Milestones

desert sun

 

It is important to notice the milestones you reach in your projects, even the small ones are worth celebrating and can keep you motivated. These milestones mark your progress and encourage you to continue—they can be a beacon during dark and depressing times. They are restorative, reaffirming, and will keep you going during the long projecting process.

There can be long periods of time between sends without any apparent feedback, which can lead us to start questioning ourselves, our methods, if what we do even matters. You may even begin to question your own existence, the meaning and purpose of your life. This is hard to recover from, so don’t do it. Instead, focus on the milestones.

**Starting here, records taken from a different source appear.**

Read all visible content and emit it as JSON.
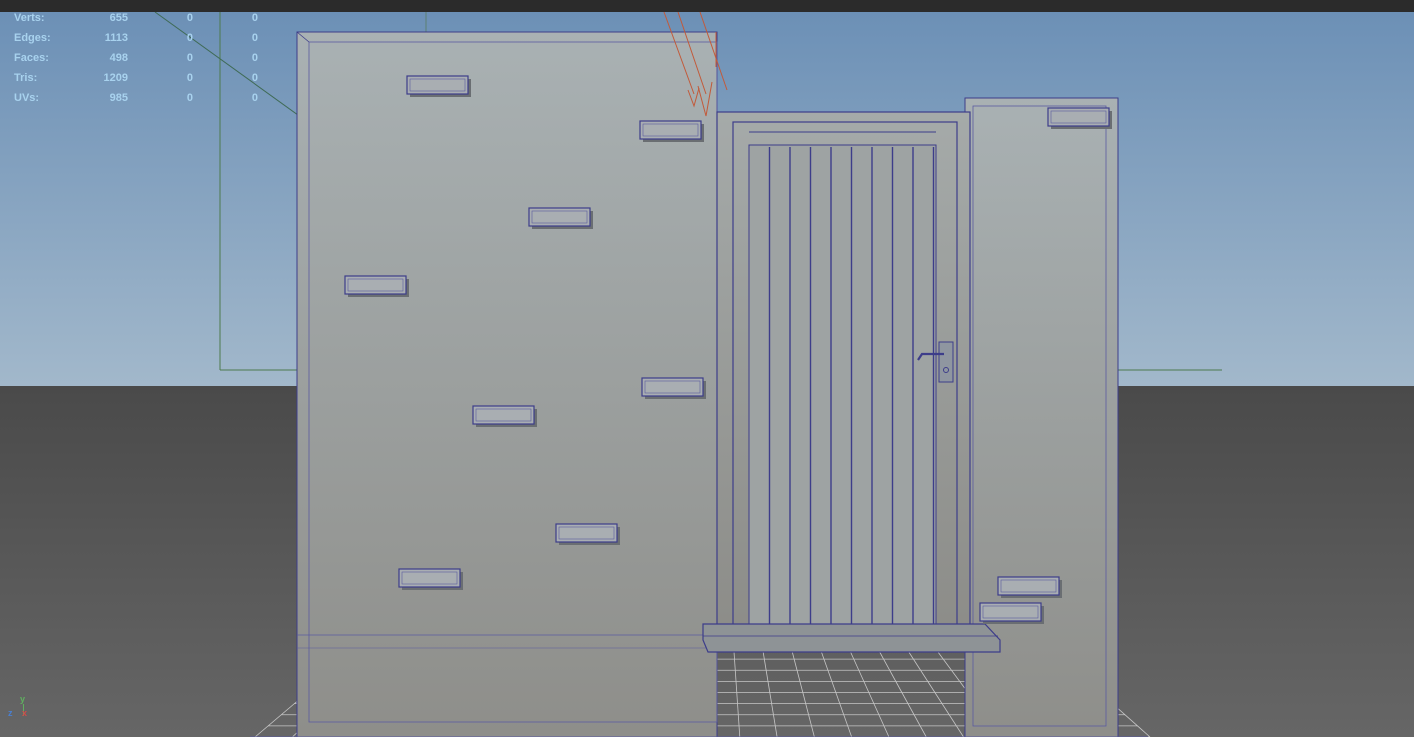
{
  "hud": {
    "rows": [
      {
        "label": "Verts:",
        "v1": "655",
        "v2": "0",
        "v3": "0"
      },
      {
        "label": "Edges:",
        "v1": "1113",
        "v2": "0",
        "v3": "0"
      },
      {
        "label": "Faces:",
        "v1": "498",
        "v2": "0",
        "v3": "0"
      },
      {
        "label": "Tris:",
        "v1": "1209",
        "v2": "0",
        "v3": "0"
      },
      {
        "label": "UVs:",
        "v1": "985",
        "v2": "0",
        "v3": "0"
      }
    ]
  },
  "axis": {
    "y_label": "y",
    "z_label": "z",
    "x_label": "x"
  },
  "colors": {
    "sky_top": "#6f93b8",
    "sky_bottom": "#9db4c8",
    "ground": "#555555",
    "wall": "#a3a9a9",
    "wireframe": "#3d3d8a",
    "hud_text": "#a8d2ee",
    "axis_green": "#5fb05f"
  }
}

Most days you don’t see a lot of progress, it’s only after a season (or few) that you really start to see how far you have come.

To keep you from losing heart while you work, it is best to make and celebrate goals small enough to achieve in a few weeks or a season, so you see that you’re making progress. The project sport climber has a few standard milestones that we can all apply to our projects:

Linking Moves: The first few times on a new project, we are still trying to find all the holds and figure out the movement. Linking entire sections together is a great early milestone and one that you’ll achieve several times in the first weeks of your project.

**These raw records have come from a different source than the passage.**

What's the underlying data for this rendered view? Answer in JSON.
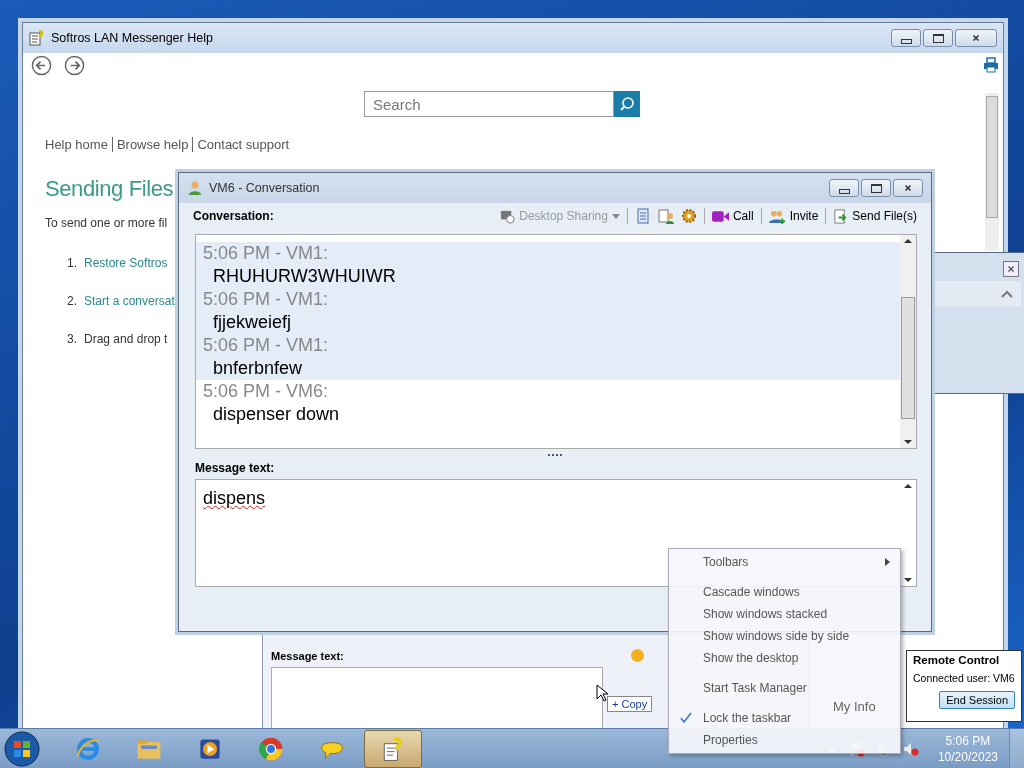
{
  "help_window": {
    "title": "Softros LAN Messenger Help",
    "search": {
      "placeholder": "Search"
    },
    "nav_links": [
      "Help home",
      "Browse help",
      "Contact support"
    ],
    "heading": "Sending Files",
    "intro": "To send one or more fil",
    "steps": [
      {
        "number": "1.",
        "text": "Restore Softros",
        "link": true
      },
      {
        "number": "2.",
        "text": "Start a conversat",
        "link": true
      },
      {
        "number": "3.",
        "text": "Drag and drop t",
        "link": false
      }
    ]
  },
  "conversation_window": {
    "title": "VM6 - Conversation",
    "conversation_label": "Conversation:",
    "toolbar": {
      "desktop_sharing": {
        "label": "Desktop Sharing",
        "disabled": true
      },
      "call": {
        "label": "Call"
      },
      "invite": {
        "label": "Invite"
      },
      "send_files": {
        "label": "Send File(s)"
      }
    },
    "messages": [
      {
        "header": "5:06 PM - VM1:",
        "text": "RHUHURW3WHUIWR",
        "highlighted": true
      },
      {
        "header": "5:06 PM - VM1:",
        "text": "fjjekweiefj",
        "highlighted": true
      },
      {
        "header": "5:06 PM - VM1:",
        "text": "bnferbnfew",
        "highlighted": true
      },
      {
        "header": "5:06 PM - VM6:",
        "text": "dispenser down",
        "highlighted": false
      }
    ],
    "message_label": "Message text:",
    "message_value": "dispens"
  },
  "back_window": {
    "message_label": "Message text:",
    "my_info": "My Info"
  },
  "drag_tooltip": "+ Copy",
  "context_menu": {
    "groups": [
      [
        {
          "label": "Toolbars",
          "kind": "submenu",
          "checked": false
        }
      ],
      [
        {
          "label": "Cascade windows",
          "kind": "item",
          "checked": false
        },
        {
          "label": "Show windows stacked",
          "kind": "item",
          "checked": false
        },
        {
          "label": "Show windows side by side",
          "kind": "item",
          "checked": false
        },
        {
          "label": "Show the desktop",
          "kind": "item",
          "checked": false
        }
      ],
      [
        {
          "label": "Start Task Manager",
          "kind": "item",
          "checked": false
        }
      ],
      [
        {
          "label": "Lock the taskbar",
          "kind": "item",
          "checked": true
        },
        {
          "label": "Properties",
          "kind": "item",
          "checked": false
        }
      ]
    ]
  },
  "remote_control": {
    "title": "Remote Control",
    "connected": "Connected user: VM6",
    "button": "End Session"
  },
  "taskbar": {
    "buttons": [
      {
        "active": false
      },
      {
        "active": false
      },
      {
        "active": false
      },
      {
        "active": false
      },
      {
        "active": false
      },
      {
        "active": true
      }
    ],
    "time": "5:06 PM",
    "date": "10/20/2023"
  }
}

You Stuck the Move: This usually implies that you were able to stick the crux, the most difficult move on the whole route. This is a big deal, because it probably means that you’ve now done ALL the moves and now you just have to link them together—simple as that. Not that simple, really, but a milestone worth celebrating for sure.

The High Point: This, as the name indicates, is the highest point to which you’ve been able to successfully climb a route without falling or taking on the rope. This point continues to go up until you finally send the route and clip the anchors (so there are lots of days when you get to celebrate this milestone).

High points are always a good feeling, but especially when it is to (or through) the crux itself. That’s a good day and a real turning point in the process when you start to believe that it’s actually possible.

The One Hang: This is near the send. You have the route broken into two sections. You climb until you fall (usually at the crux or the redpoint crux), then finish it to the anchors. It’s so close you can taste it. Enjoy this feeling—it still might be one week to two months before you send.

The Send: This is a magical day. You’ve been training hard, and finally the stars align and you successfully do the route. By the time you do it, you probably have it so dialed that you could warm up on it. This is truly a day for celebration. To send something at your limit doesn’t happen too many times in a season.

The Repeat: This is when you are able to resend a route that was a former project for you. Just because you send your project, doesn’t mean that you can do it every go. It is still difficult to repeat old projects. Sometimes it can take a little while before old projects feel easy, but when you can warm up on old projects, you’ll really see how far you’ve have come.

You have to train yourself to see and appreciate the feedback of these milestones. The road to mastery is long (in fact, it never ends), so celebrate your progress along the way.